Sur 40 pages, son jugement livre en guise de propos liminaires une citation de l’œuvre phare d’Orwell, critique cinglante des régimes autoritaires : « Toute l’histoire était un palimpseste, effacé et réinscrit autant de fois que nécessaire. Une fois le travail accompli, il aurait été impossible de prouver la moindre falsification. »

« Cette juge, républicaine, d’ailleurs, a examiné la loi, examiné les faits et a pris la bonne décision », a résumé Michael Coard, avocat et fondateur de la coalition Avenging the Ancestors, qui s’est jointe à la Ville de Philadelphie pour poursuivre le gouvernement fédéral à la suite de ce retrait. « C’est un grand jour pour Philadelphie, un grand jour pour la Pennsylvanie, un grand jour pour l’Amérique », a-t-il dit, cité par le média local WHYY.

Honorer les oubliés

Nichée au cœur du parc national historique de l’Indépendance, à Philadelphie, l’exposition montrait depuis 2010 plusieurs panneaux sur la vie, jusque-là oubliée, de neuf personnes réduites à l’esclavage sous George Washington dans la Maison du Président, résidence et lieu de travail du premier président et un des pères fondateurs des États-Unis. Le lieu de mémoire a été établi par la Ville en collaboration avec le gouvernement fédéral.

Le Service des parcs nationaux l’a soustrait de l’environnement public sans préavis fin janvier, prétextant suivre les directives du gouvernement de Donald Trump, qui, par décret, a ordonné en mars dernier au département de l’Intérieur la suppression sur les monuments publics de tout genre de description, de représentation et de contenu « dénigrant de manière inappropriée les Américains, d’hier ou d’aujourd’hui » pour les remplacer par des informations sur « la grandeur des réalisations et des progrès du peuple américain ».

La mesure a soulevé l’ire de la mairesse de la Ville, Cherelle Parker. « On ne peut pas effacer notre histoire », s’est-elle insurgée dans une vidéo diffusée sur les réseaux sociaux. « Certes, elle est imparfaite.
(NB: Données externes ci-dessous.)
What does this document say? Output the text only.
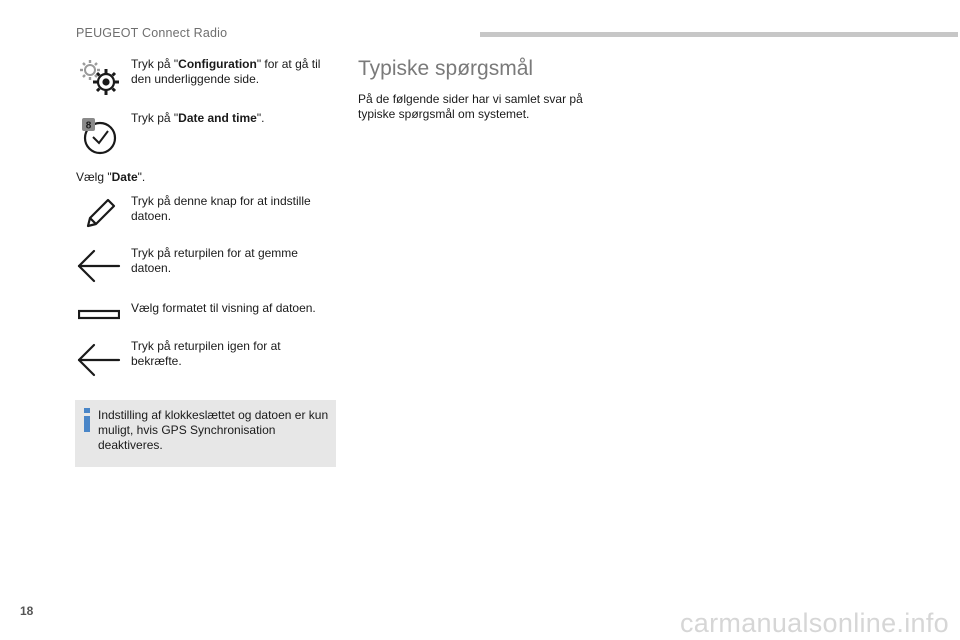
PEUGEOT Connect Radio
Tryk på "Configuration" for at gå til den underliggende side.
8
Tryk på "Date and time".
Vælg "Date".
Tryk på denne knap for at indstille datoen.
Tryk på returpilen for at gemme datoen.
Vælg formatet til visning af datoen.
Tryk på returpilen igen for at bekræfte.
Indstilling af klokkeslættet og datoen er kun muligt, hvis GPS Synchronisation deaktiveres.
Typiske spørgsmål
På de følgende sider har vi samlet svar på typiske spørgsmål om systemet.
18	carmanualsonline.info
Certes, elle est incomplète, mais elle relate aussi les expériences et les histoires vécues par des personnes qui ont enduré d’immenses souffrances pour que l’Amérique puisse réaliser ses promesses. »

« Donald Trump ne manquera aucune occasion de réécrire et de blanchir notre histoire, mais il s’est attaqué à la mauvaise ville et au mauvais État », a déclaré à l’époque le gouverneur de l’État, Josh Shapiro, par voie de communiqué. « En Pennsylvanie, nous tirons les leçons de notre histoire, même lorsqu’elle est douloureuse. Nous ne l’effaçons pas et nous ne faisons pas comme si elle n’avait jamais existé. »

Le gouvernement du populiste devrait porter la cause en appel.

Dans sa décision, la juge Cynthia Rufe estime que le fédéral n’a pas respecté son accord avec la Ville et bafoué les règles imposées par le Congrès en matière de mémoire collective, en s’attaquant à cette exposition installée au cœur du berceau de la démocratie américaine.

« Le gouvernement affirme ici aussi que la vérité n’est plus une évidence, mais devient la propriété du magistrat en chef élu, de ses nommés et de ses délégués, qui peuvent à leur guise l’effacer, la dissimuler ou la réécrire », écrit-elle. « Et pourquoi ? Uniquement parce que, comme le déclarent les défendeurs, il en a le pouvoir ». Des affirmations qui, poursuit la juge, ne sont pas sans rappeler le fonctionnement du « Service des archives », imaginé par Orwell, chargé de réécrire en permanence l’histoire au gré « des orientations politiques ou des prophéties erronées lancées par Big Brother », a-t-il écrit dans 1984.